Nous rejoindrons les autres en prenant plein sud. Qui d’autre ? ». Deux heures plus tard Beau Merle se rallie : « bonjour, je suppose que ‘navigation demain’ c’est navigation aujourd’hui samedi. A quelle heure la mise à l’eau à PortNeuf? » On s’entend par téléphone sur la nécessité de faire plus vite que rapidement. Il n’était pas onze heures, ce 18 octobre 2014, que Beau Merle se présente, en même temps que Petrus, aux plots rétractables qui bouchent l’entrée de la cale de PortNeuf. Quelque peu facétieux, ceux-ci demeurent coincés en position haute, malgré les manœuvres autorisées et les inavouables pour les faire s’abaisser.
Sur ces entrefaits, la petite Gazelle des sables, Passepartoo, arrive en renfort, ayant été lâchement abandonnée par le Zigoto resté dans les terres lointaines. En attendant l’arrivée de l’électricien de garde aux services techniques de la ville, on devise avec d’autres infortunés, tandis que les dames, arrivées tôt, se livrent à l’antique corvée d’eau, s’évertuant à rejeter de la bonne eau de pluie hors du corps creux de Muddy. Ce Nantucket catboat étant un plan américain ancien, on suppose que l’invention du nable n’avait pas encore franchi l’Atlantique.
Du côté de la porte, on commençait à revoir à la baisse le programme de navigation. Arrive le préposé d’astreinte qui de sa carte magique fait que les bornes se rétractent illico. Aussitôt Passe-Partoo se met à l’eau, remplissant allègrement son ballast par le nable approprié, tandis que BeauMerle quittant sa remorque va s’amarrer au quai. Il est, lui (c’est un bateau moderne), bien équipé d’un nable de vidange, mais qui ne respecte pas le sens unique et a une fâcheuse tendance à suinter aussi vers l’intérieur, il s’ensuit qu’il faut là aussi se livrer au jeux de l’éponge en attendant Muddy qui se fait désirer.

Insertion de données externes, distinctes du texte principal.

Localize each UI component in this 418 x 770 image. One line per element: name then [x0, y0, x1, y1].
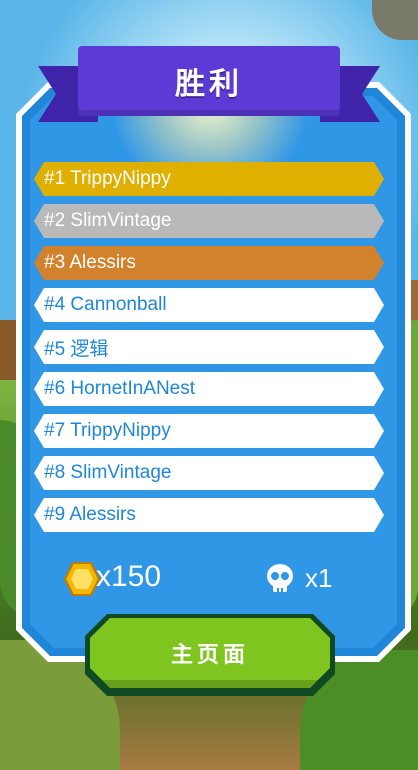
- leaderboard-row-6: #6 HornetInANest: [34, 372, 384, 406]
- victory-title: 胜利: [175, 67, 243, 102]
- hex-coin-icon: [64, 562, 100, 596]
- player-rank-name: #4 Cannonball: [44, 294, 167, 315]
- player-rank-name: #5 逻辑: [44, 338, 109, 360]
- player-rank-name: #7 TrippyNippy: [44, 420, 171, 441]
- leaderboard-row-2: #2 SlimVintage: [34, 204, 384, 238]
- player-rank-name: #8 SlimVintage: [44, 462, 172, 483]
- leaderboard-row-3: #3 Alessirs: [34, 246, 384, 280]
- leaderboard-row-9: #9 Alessirs: [34, 498, 384, 532]
- player-rank-name: #9 Alessirs: [44, 504, 136, 525]
- leaderboard-row-1: #1 TrippyNippy: [34, 162, 384, 196]
- player-rank-name: #2 SlimVintage: [44, 210, 172, 231]
- player-rank-name: #3 Alessirs: [44, 252, 136, 273]
- leaderboard-row-8: #8 SlimVintage: [34, 456, 384, 490]
- leaderboard-row-5: #5 逻辑: [34, 330, 384, 364]
- player-rank-name: #6 HornetInANest: [44, 378, 196, 399]
- player-rank-name: #1 TrippyNippy: [44, 168, 171, 189]
- kills-count: x1: [305, 563, 333, 593]
- home-button[interactable]: 主页面: [90, 618, 330, 688]
- coins-count: x150: [96, 560, 162, 593]
- leaderboard-row-4: #4 Cannonball: [34, 288, 384, 322]
- skull-icon: [267, 564, 293, 592]
- leaderboard-row-7: #7 TrippyNippy: [34, 414, 384, 448]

On en est encore à aller déjeuner du côté d’Aytré, départ au près retour au portant. Quand Muddy est enfin à l’eau, commence le délicat travail de le gréer. Pensez, il y a aumoins deux drisses qui ne font que s’emmêler et deux haubans qui gênent l’ouvrage. En s’y mettant à cinq, on finit par le rendre présentable.
Pendant ce temps, la marée étant de petit coefficient, la mer n’avait qu’à peine recouvert quelques traitres cailloux, mais l’horloge n’avait pas perdu de temps et il commençait à être un peu tard pour le programme annoncé. Conférence au sommet : on décide de faire route au portant vers l’Ile de Ré, de passer sous le pont et de déjeuner à Rivedoux, on aura tout l’après midi pour revenir. Comme Muddy risque d’aller trop vite, on convient d’attendre PassePartoo. Prudente, la petite Gazelle des Sables part la première, juste avec sa grandvoile et le foc, force 4 et rafales à plus de 20 noeuds annoncés obligent. Sur BeauMerle et Muddy, on prend un ris de précaution. Muddy s’élance ! Pas loin. Le vent promis tardant à venir, le flux est le plus fort et entraine le Nantucket sur les hauts fonds d’où il peine à se dégager. BeauMerle vient en renfort à coup d’avirons et quand on parvient enfin à se déhaler, la petite gazelle a tant tracé la route qu’on ne la rattrapera jamais. On avance péniblement dans un vent atone. On se décide à larguer les ris ; trop tard, même toute voile dehors (une chacun) les deux bateaux qui devaient attendre PassePartoo sont enclins au farniente. Il n’est même plus question de passer le pont. Joint par téléphone, Jean-Michel M de Passepartoo nous informe qu’il a déjeuné à flot. On le prie de revenir vers le reste de la flottille où l’on va aussi piqueniquer à bord.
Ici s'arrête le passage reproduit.